PAMEKASAN – Anggota Komisi VIII DPR RI Fraksi PDI Perjuangan Dapil Jawa Timur XI Madura, Hj. Ansari, mendorong penguatan literasi keuangan haji agar masyarakat memahami peran Badan Pengelola Keuangan Haji (BPKH) dalam mengelola dana haji secara amanah dan akuntabel.
Hal itu disampaikan Hj. Ansari saat menjadi narasumber dalam Sarasehan Keuangan Haji bertema “Mewujudkan Tata Kelola Dana Haji yang Amanah dan Akuntabel” di Hotel Cahaya Berlian, Pamekasan, Selasa (4/8/2026).
Kegiatan tersebut dikemas dalam dua sesi yang membahas pengelolaan dana haji, tata kelola BPKH, hingga penguatan literasi keuangan haji bagi masyarakat.
Menurut Hj. Ansari, sosialisasi tersebut merupakan bagian dari tugasnya sebagai anggota Komisi VIII DPR RI yang membidangi urusan penyelenggaraan ibadah haji.
“Sebagai anggota Komisi VIII DPR RI, kami berkewajiban menyampaikan kepada masyarakat bagaimana tugas BPKH, bagaimana pengelolaan dan pelaporannya, sehingga masyarakat memahami peran BPKH,” kata Hj. Ansari.

Hj. Ansari menjelaskan BPKH merupakan lembaga yang dibentuk berdasarkan undang-undang dan menjadi mitra kerja Komisi VIII DPR RI dalam mengelola dana setoran haji calon jemaah. Menurutnya, dana tersebut dikelola secara profesional melalui instrumen investasi sesuai ketentuan sehingga menghasilkan nilai manfaat yang kembali dirasakan oleh jemaah.
Ia mencontohkan, pada penyelenggaraan ibadah haji 2026 biaya haji mencapai sekitar Rp87 juta. Namun, jemaah hanya membayar sekitar Rp52 juta karena selisihnya berasal dari nilai manfaat hasil pengelolaan dana haji oleh BPKH.

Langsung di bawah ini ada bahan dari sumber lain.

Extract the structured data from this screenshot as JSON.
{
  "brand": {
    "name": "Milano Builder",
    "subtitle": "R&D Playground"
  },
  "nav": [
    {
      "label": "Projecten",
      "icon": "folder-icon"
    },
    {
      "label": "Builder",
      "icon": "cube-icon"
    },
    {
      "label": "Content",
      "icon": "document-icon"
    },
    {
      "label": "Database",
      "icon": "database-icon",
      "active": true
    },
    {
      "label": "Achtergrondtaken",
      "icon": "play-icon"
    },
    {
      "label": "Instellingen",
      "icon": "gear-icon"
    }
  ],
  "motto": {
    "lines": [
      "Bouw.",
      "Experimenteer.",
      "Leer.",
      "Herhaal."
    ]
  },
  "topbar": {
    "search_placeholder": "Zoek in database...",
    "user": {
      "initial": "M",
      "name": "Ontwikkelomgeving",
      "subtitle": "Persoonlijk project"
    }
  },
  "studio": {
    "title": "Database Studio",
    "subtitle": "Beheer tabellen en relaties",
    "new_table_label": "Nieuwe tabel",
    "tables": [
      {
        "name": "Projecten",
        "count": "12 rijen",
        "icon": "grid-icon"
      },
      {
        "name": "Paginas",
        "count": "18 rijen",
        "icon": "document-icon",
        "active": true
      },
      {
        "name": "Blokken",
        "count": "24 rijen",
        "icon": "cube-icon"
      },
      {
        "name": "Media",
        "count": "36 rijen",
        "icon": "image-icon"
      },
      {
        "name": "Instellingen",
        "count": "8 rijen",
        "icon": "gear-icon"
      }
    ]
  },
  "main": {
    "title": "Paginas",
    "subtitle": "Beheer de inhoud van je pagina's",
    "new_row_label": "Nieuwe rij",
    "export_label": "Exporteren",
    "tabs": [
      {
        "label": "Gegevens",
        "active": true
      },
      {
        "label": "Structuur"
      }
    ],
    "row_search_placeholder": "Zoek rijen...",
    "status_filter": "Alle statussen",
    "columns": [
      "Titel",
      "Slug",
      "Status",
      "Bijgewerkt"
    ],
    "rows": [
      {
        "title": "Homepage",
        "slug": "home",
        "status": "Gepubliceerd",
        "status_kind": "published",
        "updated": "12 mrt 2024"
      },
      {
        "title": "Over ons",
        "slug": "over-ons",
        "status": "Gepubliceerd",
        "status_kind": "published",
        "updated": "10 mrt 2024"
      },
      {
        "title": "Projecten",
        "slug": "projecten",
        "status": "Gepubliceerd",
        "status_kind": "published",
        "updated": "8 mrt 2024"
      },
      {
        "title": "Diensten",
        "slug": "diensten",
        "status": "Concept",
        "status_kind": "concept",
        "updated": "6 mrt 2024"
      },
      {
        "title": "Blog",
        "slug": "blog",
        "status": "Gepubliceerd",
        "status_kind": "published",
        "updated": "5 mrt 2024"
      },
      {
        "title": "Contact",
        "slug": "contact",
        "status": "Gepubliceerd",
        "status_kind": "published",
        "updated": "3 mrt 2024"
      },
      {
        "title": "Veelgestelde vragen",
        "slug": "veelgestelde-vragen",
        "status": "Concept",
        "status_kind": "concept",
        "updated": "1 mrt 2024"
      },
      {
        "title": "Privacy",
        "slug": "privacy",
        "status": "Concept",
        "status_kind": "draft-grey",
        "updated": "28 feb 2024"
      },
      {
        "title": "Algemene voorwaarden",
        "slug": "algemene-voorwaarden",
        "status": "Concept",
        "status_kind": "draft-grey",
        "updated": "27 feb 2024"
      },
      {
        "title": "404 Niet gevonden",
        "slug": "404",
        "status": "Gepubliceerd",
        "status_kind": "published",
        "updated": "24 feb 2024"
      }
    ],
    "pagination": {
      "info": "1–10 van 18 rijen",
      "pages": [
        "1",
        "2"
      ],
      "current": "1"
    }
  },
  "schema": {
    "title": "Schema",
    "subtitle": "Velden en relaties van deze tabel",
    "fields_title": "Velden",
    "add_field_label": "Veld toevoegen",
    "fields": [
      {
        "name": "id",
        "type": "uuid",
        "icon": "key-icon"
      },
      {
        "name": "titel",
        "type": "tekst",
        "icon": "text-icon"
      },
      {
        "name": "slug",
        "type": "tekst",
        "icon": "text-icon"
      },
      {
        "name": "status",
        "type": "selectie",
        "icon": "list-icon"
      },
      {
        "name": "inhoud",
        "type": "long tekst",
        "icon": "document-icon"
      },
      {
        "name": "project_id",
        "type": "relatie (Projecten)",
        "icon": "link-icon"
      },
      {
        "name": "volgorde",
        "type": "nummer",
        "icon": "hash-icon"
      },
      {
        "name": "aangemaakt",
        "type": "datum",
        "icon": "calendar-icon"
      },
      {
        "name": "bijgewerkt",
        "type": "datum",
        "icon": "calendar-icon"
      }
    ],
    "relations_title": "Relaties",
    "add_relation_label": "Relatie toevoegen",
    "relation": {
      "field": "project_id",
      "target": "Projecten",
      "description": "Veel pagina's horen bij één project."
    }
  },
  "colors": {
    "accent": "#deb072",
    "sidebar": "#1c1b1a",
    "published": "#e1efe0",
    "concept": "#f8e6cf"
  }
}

Selain membantu pembiayaan ibadah haji, hasil pengelolaan dana tersebut juga dimanfaatkan untuk berbagai program kemaslahatan umat. Di antaranya pembangunan sumur bor, bantuan sarana dan prasarana, hingga berbagai program sosial yang dapat dirasakan masyarakat. Masyarakat juga dapat mengakses berbagai laporan dan informasi mengenai pengelolaan dana haji melalui kanal resmi BPKH sebagai bentuk transparansi kepada publik.
Kepala Divisi Kepatuhan BPKH, Nurul Aini Haiatul Maknun, mengatakan BPKH berkomitmen menjalankan pengelolaan dana haji berdasarkan prinsip syariah, kehati-hatian, transparansi, dan akuntabilitas. Menurutnya, hasil pengelolaan dana haji terus dioptimalkan untuk memberikan nilai manfaat bagi jemaah sekaligus mendukung keberlanjutan penyelenggaraan ibadah haji di Indonesia.
Ketua Senat UIN Madura sekaligus Pengasuh Ponpes Padepokan Kiai Mudrikah Kembang Kuning, Larangan, Pamekasan, Prof. Achmad Muhlis, mengatakan tata kelola dana haji harus berlandaskan prinsip amanah, integritas, transparansi, dan akuntabilitas. Menurutnya, kepercayaan masyarakat hanya dapat dijaga melalui pengelolaan dana haji yang profesional dan bertanggung jawab.